Die SVP ist zuversichtlich, dass die vorliegende Gesamtplanung im Grundsatz verabschiedet werden könne. Und wichtiger noch, dass danach zentrale Themen im Gesundheitswesen weiter vertieft und lange hängige Gesetzesprojekte angepackt werden könnten. Die FDP erwartet ebenfalls, dass die Botschaft jetzt zügig erarbeitet wird und es keine weiteren Verzögerungen mehr gibt.

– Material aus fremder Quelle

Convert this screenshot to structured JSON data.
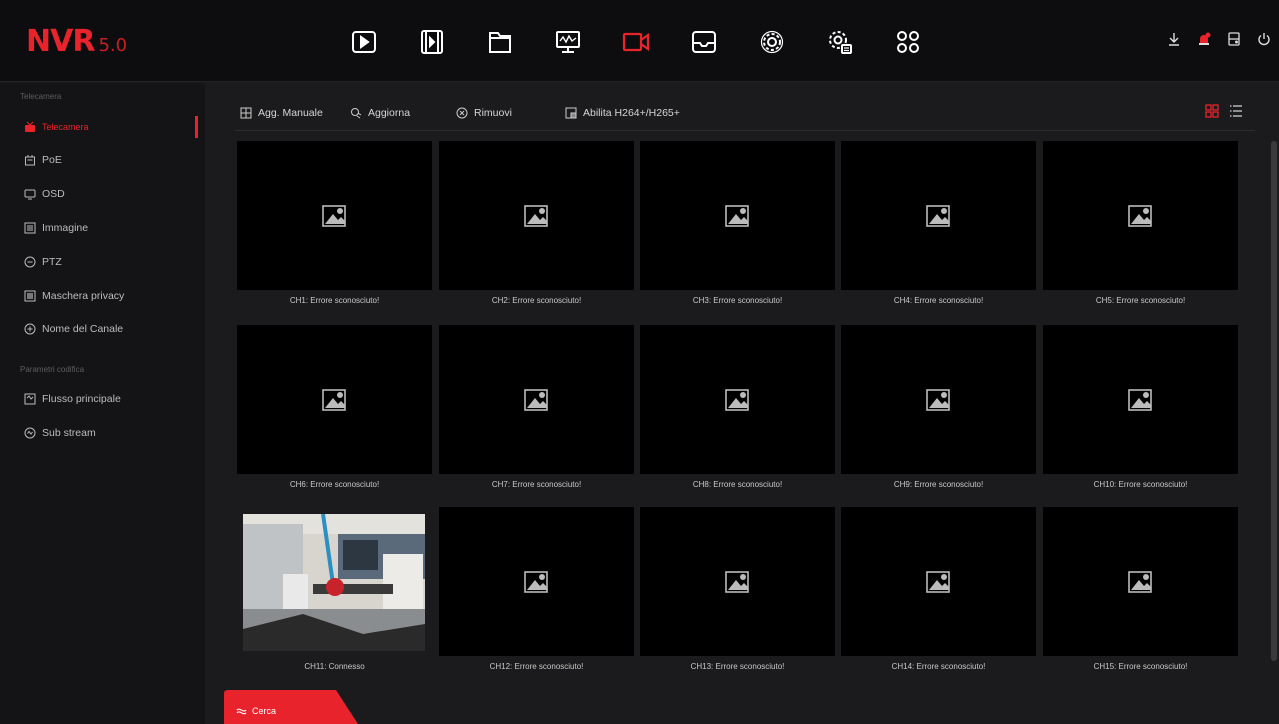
{
  "app": {
    "logo": "NVR",
    "version": "5.0"
  },
  "topnav": [
    {
      "icon": "playback-icon"
    },
    {
      "icon": "video-file-icon"
    },
    {
      "icon": "folder-icon"
    },
    {
      "icon": "monitor-icon"
    },
    {
      "icon": "camera-icon",
      "active": true
    },
    {
      "icon": "inbox-icon"
    },
    {
      "icon": "settings-icon"
    },
    {
      "icon": "advanced-settings-icon"
    },
    {
      "icon": "apps-icon"
    }
  ],
  "topright": [
    "download-icon",
    "alarm-icon",
    "storage-icon",
    "power-icon"
  ],
  "colors": {
    "accent": "#e8232b",
    "bg": "#1b1b1d",
    "sidebar": "#141416"
  },
  "sidebar": {
    "section1": "Telecamera",
    "items1": [
      {
        "label": "Telecamera",
        "icon": "camera-icon"
      },
      {
        "label": "PoE",
        "icon": "poe-icon"
      },
      {
        "label": "OSD",
        "icon": "osd-icon"
      },
      {
        "label": "Immagine",
        "icon": "image-icon"
      },
      {
        "label": "PTZ",
        "icon": "ptz-icon"
      },
      {
        "label": "Maschera privacy",
        "icon": "privacy-mask-icon"
      },
      {
        "label": "Nome del Canale",
        "icon": "channel-name-icon"
      }
    ],
    "section2": "Parametri codifica",
    "items2": [
      {
        "label": "Flusso principale",
        "icon": "main-stream-icon"
      },
      {
        "label": "Sub stream",
        "icon": "sub-stream-icon"
      }
    ]
  },
  "toolbar": {
    "add_manual": "Agg. Manuale",
    "refresh": "Aggiorna",
    "remove": "Rimuovi",
    "enable_h264": "Abilita H264+/H265+"
  },
  "channels": [
    "CH1: Errore sconosciuto!",
    "CH2: Errore sconosciuto!",
    "CH3: Errore sconosciuto!",
    "CH4: Errore sconosciuto!",
    "CH5: Errore sconosciuto!",
    "CH6: Errore sconosciuto!",
    "CH7: Errore sconosciuto!",
    "CH8: Errore sconosciuto!",
    "CH9: Errore sconosciuto!",
    "CH10: Errore sconosciuto!",
    "CH11: Connesso",
    "CH12: Errore sconosciuto!",
    "CH13: Errore sconosciuto!",
    "CH14: Errore sconosciuto!",
    "CH15: Errore sconosciuto!"
  ],
  "search": {
    "label": "Cerca"
  }
}
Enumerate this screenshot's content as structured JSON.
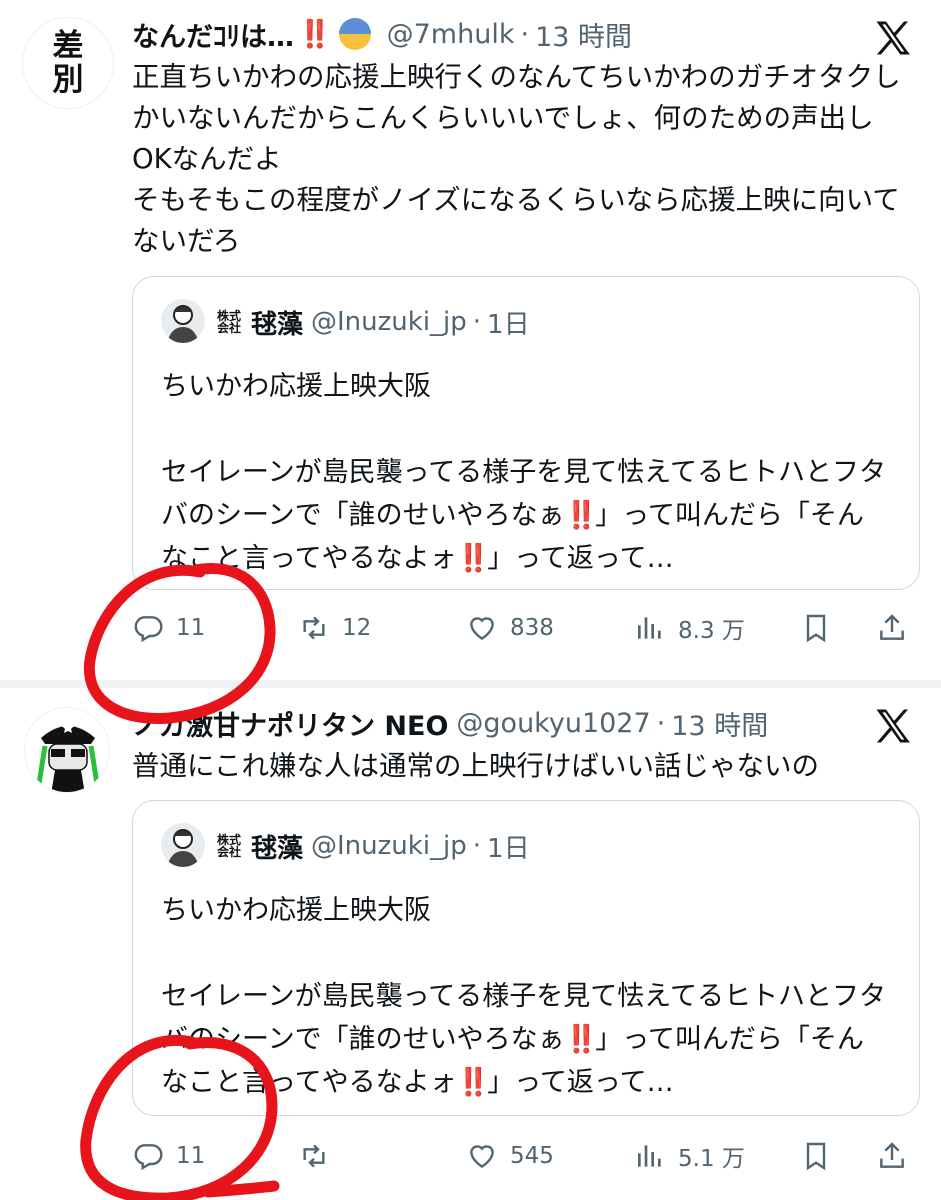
{
  "tweets": [
    {
      "display_name": "なんだｺﾘは…",
      "emoji_bang": "‼️",
      "handle": "@7mhulk",
      "time": "13 時間",
      "avatar_text": [
        "差",
        "別"
      ],
      "text": "正直ちいかわの応援上映行くのなんてちいかわのガチオタクしかいないんだからこんくらいいいでしょ、何のための声出しOKなんだよ\nそもそもこの程度がノイズになるくらいなら応援上映に向いてないだろ",
      "quote": {
        "display_name": "毬藻",
        "name_prefix": "株式会社",
        "handle": "@Inuzuki_jp",
        "time": "1日",
        "line1": "ちいかわ応援上映大阪",
        "line2a": "セイレーンが島民襲ってる様子を見て怯えてるヒトハとフタバのシーンで「誰のせいやろなぁ",
        "bang": "‼️",
        "line2b": "」って叫んだら「そんなこと言ってやるなよォ",
        "line2c": "」って返って…"
      },
      "stats": {
        "replies": "11",
        "retweets": "12",
        "likes": "838",
        "views": "8.3 万"
      }
    },
    {
      "display_name": "ノガ激甘ナポリタン NEO",
      "handle": "@goukyu1027",
      "time": "13 時間",
      "text": "普通にこれ嫌な人は通常の上映行けばいい話じゃないの",
      "quote": {
        "display_name": "毬藻",
        "name_prefix": "株式会社",
        "handle": "@Inuzuki_jp",
        "time": "1日",
        "line1": "ちいかわ応援上映大阪",
        "line2a": "セイレーンが島民襲ってる様子を見て怯えてるヒトハとフタバのシーンで「誰のせいやろなぁ",
        "bang": "‼️",
        "line2b": "」って叫んだら「そんなこと言ってやるなよォ",
        "line2c": "」って返って…"
      },
      "stats": {
        "replies": "11",
        "retweets": "",
        "likes": "545",
        "views": "5.1 万"
      }
    }
  ],
  "dot": "·",
  "colors": {
    "text": "#0f1419",
    "secondary": "#536471",
    "border": "#cfd9de",
    "annotation_red": "#e8141b",
    "bang_red": "#e0241b"
  },
  "icons": [
    "x-logo-icon",
    "reply-icon",
    "retweet-icon",
    "like-icon",
    "views-icon",
    "bookmark-icon",
    "share-icon"
  ]
}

Strategische Entscheidungen positiv fürs KSA
Für EVP-Co-Präsidentin Therese Dietiker ist klar, dass das Strategiepapier wegen des KSA-Finanzhilfegesuchs nicht nochmals in einem jahrelangen Prozess überarbeitet werden sollte. «Viele Gesundheitsthemen warten schon zu lange auf eine definitive Positionierung im kantonalen Budget oder bedürfen endlich klarer Entscheidungen.» Ausserdem ist Dietiker überzeugt, dass sich strategische Entscheidungen auch positiv auf das in Finanznöten steckende KSA auswirken.
Der Regierungsrat wird die eingegangenen Antworten nun auswerten und eine Botschaft an den Grossen Rat erarbeiten. Im Rahmen der Auswertung werde sich die Regierung erneut mit den Strategien zur Spitalversorgung und zur Eigentümerschaft befassen, teilt das Gesundheitsdepartement mit. Dies soll auch vor dem Hintergrund des Finanzhilfegesuchs des KSA geschehen.